Tour à tour, Colette a été mime, auteur dramatique, journaliste, comédienne, critique de théâtre, marchande de produits de beauté, scénariste ; elle a inventé l’autofiction avant même que le mot existe (La Naissance du jour, Chambre d’hôtel…) et, avant tous, sans doute pour l’avoir ressentie dans sa chair, a eu l’intuition que l’identité sexuelle des êtres n’est pas définie une fois pour toutes (Le Pur et l’Impur…). Au point que cette vie singulière a parfois fait de l’ombre, comme on dit, au travail de l’écrivain. Et que des lecteurs ont été tentés de se satisfaire du seul récit de cette existence. Erreur, car vie et œuvre ne peuvent être disjointes. C’est celle-là qu’il faut interroger pour y déceler les ferments de celle-ci ; elle en est la source et le levain.
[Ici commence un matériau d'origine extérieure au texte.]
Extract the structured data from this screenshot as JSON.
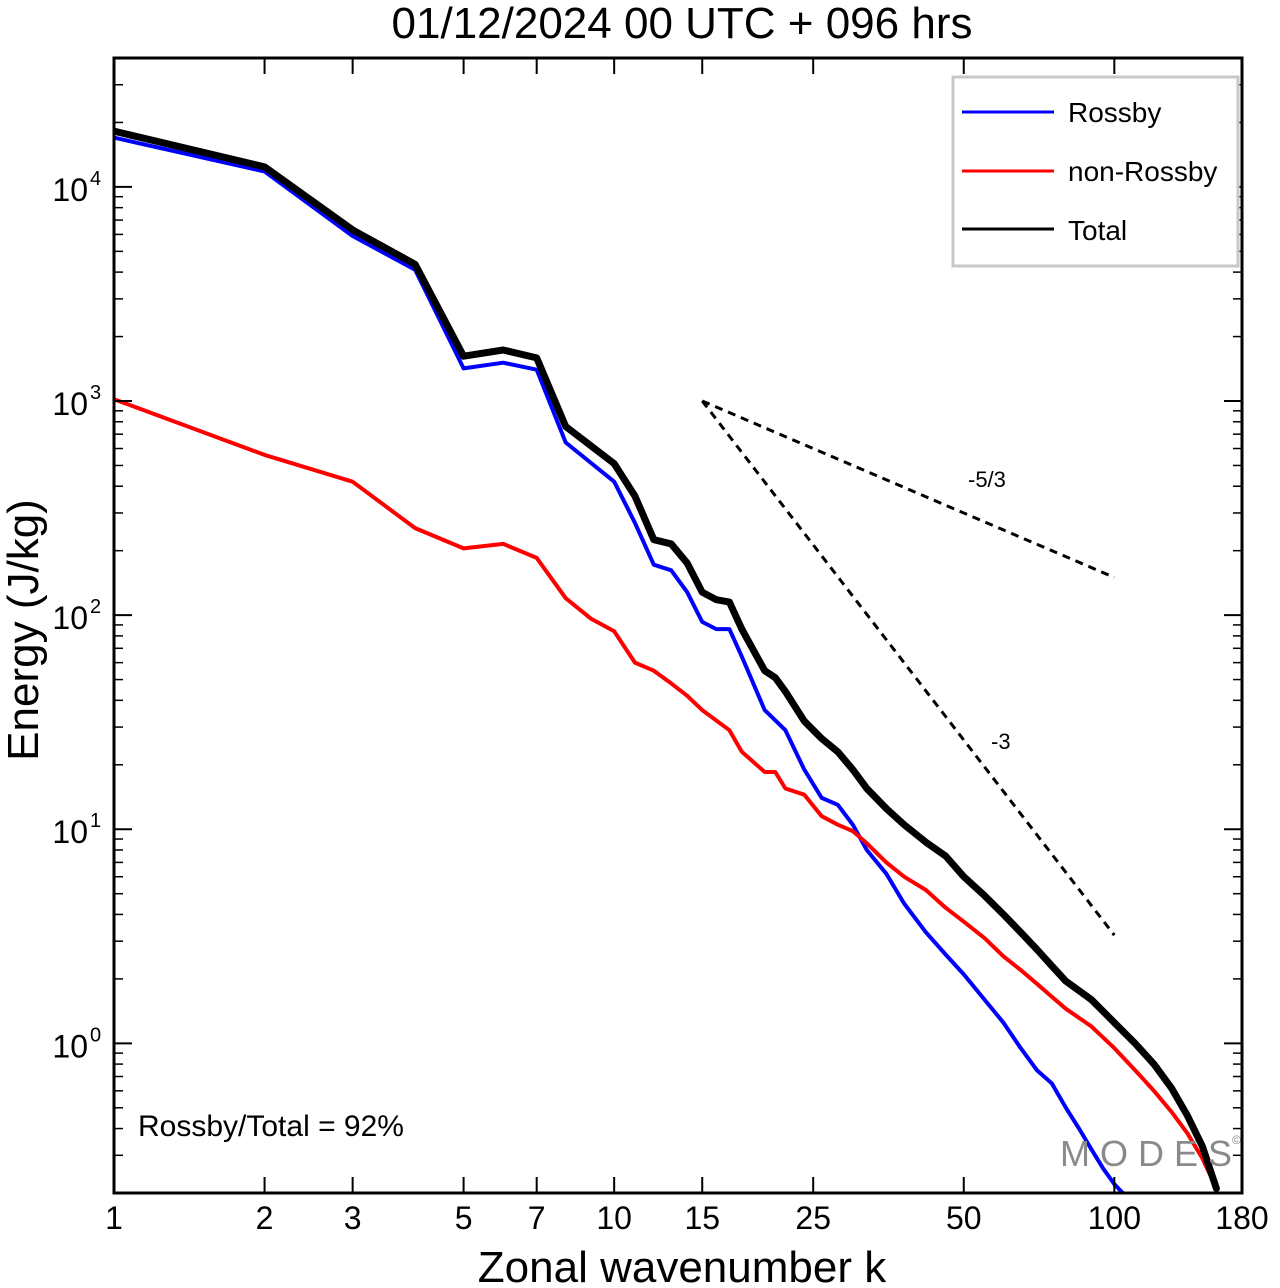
{
  "chart_data": {
    "type": "line",
    "title": "01/12/2024  00 UTC  + 096 hrs",
    "xlabel": "Zonal wavenumber k",
    "ylabel": "Energy (J/kg)",
    "xscale": "log",
    "yscale": "log",
    "xlim": [
      1,
      180
    ],
    "ylim": [
      0.2,
      40000
    ],
    "grid": false,
    "legend_position": "top-right",
    "x_ticks": [
      {
        "value": 1,
        "label": "1"
      },
      {
        "value": 2,
        "label": "2"
      },
      {
        "value": 3,
        "label": "3"
      },
      {
        "value": 5,
        "label": "5"
      },
      {
        "value": 7,
        "label": "7"
      },
      {
        "value": 10,
        "label": "10"
      },
      {
        "value": 15,
        "label": "15"
      },
      {
        "value": 25,
        "label": "25"
      },
      {
        "value": 50,
        "label": "50"
      },
      {
        "value": 100,
        "label": "100"
      },
      {
        "value": 180,
        "label": "180"
      }
    ],
    "y_ticks": [
      {
        "value": 1,
        "base": "10",
        "exp": "0"
      },
      {
        "value": 10,
        "base": "10",
        "exp": "1"
      },
      {
        "value": 100,
        "base": "10",
        "exp": "2"
      },
      {
        "value": 1000,
        "base": "10",
        "exp": "3"
      },
      {
        "value": 10000,
        "base": "10",
        "exp": "4"
      }
    ],
    "series": [
      {
        "name": "Rossby",
        "color": "#0000ff",
        "points": [
          [
            1,
            17000
          ],
          [
            2,
            11800
          ],
          [
            3,
            5900
          ],
          [
            4,
            4100
          ],
          [
            5,
            1420
          ],
          [
            6,
            1510
          ],
          [
            7,
            1400
          ],
          [
            8,
            640
          ],
          [
            10,
            420
          ],
          [
            11,
            270
          ],
          [
            12,
            172
          ],
          [
            13,
            162
          ],
          [
            14,
            128
          ],
          [
            15,
            93
          ],
          [
            16,
            86
          ],
          [
            17,
            86
          ],
          [
            18,
            64
          ],
          [
            20,
            36
          ],
          [
            22,
            29
          ],
          [
            24,
            19
          ],
          [
            26,
            14
          ],
          [
            28,
            13
          ],
          [
            30,
            10.5
          ],
          [
            32,
            8
          ],
          [
            35,
            6.2
          ],
          [
            38,
            4.5
          ],
          [
            42,
            3.3
          ],
          [
            46,
            2.6
          ],
          [
            50,
            2.1
          ],
          [
            55,
            1.6
          ],
          [
            60,
            1.25
          ],
          [
            65,
            0.95
          ],
          [
            70,
            0.75
          ],
          [
            75,
            0.65
          ],
          [
            80,
            0.5
          ],
          [
            85,
            0.4
          ],
          [
            90,
            0.32
          ],
          [
            95,
            0.26
          ],
          [
            100,
            0.22
          ],
          [
            104,
            0.2
          ]
        ]
      },
      {
        "name": "non-Rossby",
        "color": "#ff0000",
        "points": [
          [
            1,
            1020
          ],
          [
            2,
            560
          ],
          [
            3,
            420
          ],
          [
            4,
            255
          ],
          [
            5,
            205
          ],
          [
            6,
            215
          ],
          [
            7,
            185
          ],
          [
            8,
            120
          ],
          [
            9,
            96
          ],
          [
            10,
            84
          ],
          [
            11,
            60
          ],
          [
            12,
            55
          ],
          [
            13,
            48
          ],
          [
            14,
            42
          ],
          [
            15,
            36
          ],
          [
            17,
            29
          ],
          [
            18,
            23
          ],
          [
            20,
            18.5
          ],
          [
            21,
            18.5
          ],
          [
            22,
            15.5
          ],
          [
            24,
            14.5
          ],
          [
            26,
            11.5
          ],
          [
            28,
            10.5
          ],
          [
            30,
            9.8
          ],
          [
            32,
            8.6
          ],
          [
            35,
            7
          ],
          [
            38,
            6
          ],
          [
            42,
            5.2
          ],
          [
            46,
            4.3
          ],
          [
            50,
            3.7
          ],
          [
            55,
            3.1
          ],
          [
            60,
            2.55
          ],
          [
            65,
            2.2
          ],
          [
            70,
            1.9
          ],
          [
            75,
            1.65
          ],
          [
            80,
            1.45
          ],
          [
            90,
            1.2
          ],
          [
            100,
            0.95
          ],
          [
            110,
            0.75
          ],
          [
            120,
            0.6
          ],
          [
            130,
            0.48
          ],
          [
            140,
            0.38
          ],
          [
            150,
            0.29
          ],
          [
            160,
            0.21
          ]
        ]
      },
      {
        "name": "Total",
        "color": "#000000",
        "points": [
          [
            1,
            18200
          ],
          [
            2,
            12400
          ],
          [
            3,
            6300
          ],
          [
            4,
            4350
          ],
          [
            5,
            1620
          ],
          [
            6,
            1730
          ],
          [
            7,
            1590
          ],
          [
            8,
            760
          ],
          [
            10,
            510
          ],
          [
            11,
            360
          ],
          [
            12,
            225
          ],
          [
            13,
            215
          ],
          [
            14,
            175
          ],
          [
            15,
            128
          ],
          [
            16,
            118
          ],
          [
            17,
            115
          ],
          [
            18,
            86
          ],
          [
            20,
            55
          ],
          [
            21,
            51
          ],
          [
            22,
            44
          ],
          [
            24,
            32
          ],
          [
            26,
            26.5
          ],
          [
            28,
            23
          ],
          [
            30,
            19
          ],
          [
            32,
            15.5
          ],
          [
            35,
            12.5
          ],
          [
            38,
            10.5
          ],
          [
            42,
            8.7
          ],
          [
            46,
            7.5
          ],
          [
            50,
            6
          ],
          [
            55,
            4.9
          ],
          [
            60,
            4
          ],
          [
            65,
            3.3
          ],
          [
            70,
            2.75
          ],
          [
            75,
            2.3
          ],
          [
            80,
            1.95
          ],
          [
            90,
            1.6
          ],
          [
            100,
            1.25
          ],
          [
            110,
            1
          ],
          [
            120,
            0.8
          ],
          [
            130,
            0.62
          ],
          [
            140,
            0.46
          ],
          [
            150,
            0.33
          ],
          [
            160,
            0.21
          ]
        ]
      }
    ],
    "slope_lines": [
      {
        "label": "-5/3",
        "from": [
          15,
          1000
        ],
        "to": [
          100,
          150
        ]
      },
      {
        "label": "-3",
        "from": [
          15,
          1000
        ],
        "to": [
          100,
          3.2
        ]
      }
    ],
    "annotation": "Rossby/Total = 92%",
    "watermark": "MODES"
  }
}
Une Œuvre Marquée par l'Expérience Personnelle

Comment devient-on Colette ? Poser cette question à l’occasion du 150e anniversaire de la naissance de l’écrivaine, c’est revenir aux sources d’un désir de liberté sans pareil, évoquer les obstacles familiaux, sociaux et personnels qu’il fallut surmonter et toutes les conquêtes que Colette sut faire en pionnière, au fil de sa plume, en un demi-siècle de création. Colette, c’est la liberté d’être soi-même et de devenir tout autre, la liberté de « faire ce que je veux », d’être mime, comédienne, journaliste, marchande de produits de beauté et une écrivaine de génie. Plus qu’un nom, un emblème !

Un Parcours Hors du Commun

De sa naissance à Saint-Sauveur-en-Puisaye, dans l’Yonne, en 1873, à sa mort à Paris en 1954, la vie de Colette reflète le parcours hors du commun d’une femme libre. Une vie traversée de combats, de scandales, d’épreuves, de coups de force, d’audace, où chaque étape lui a permis de conquérir la reconnaissance officielle.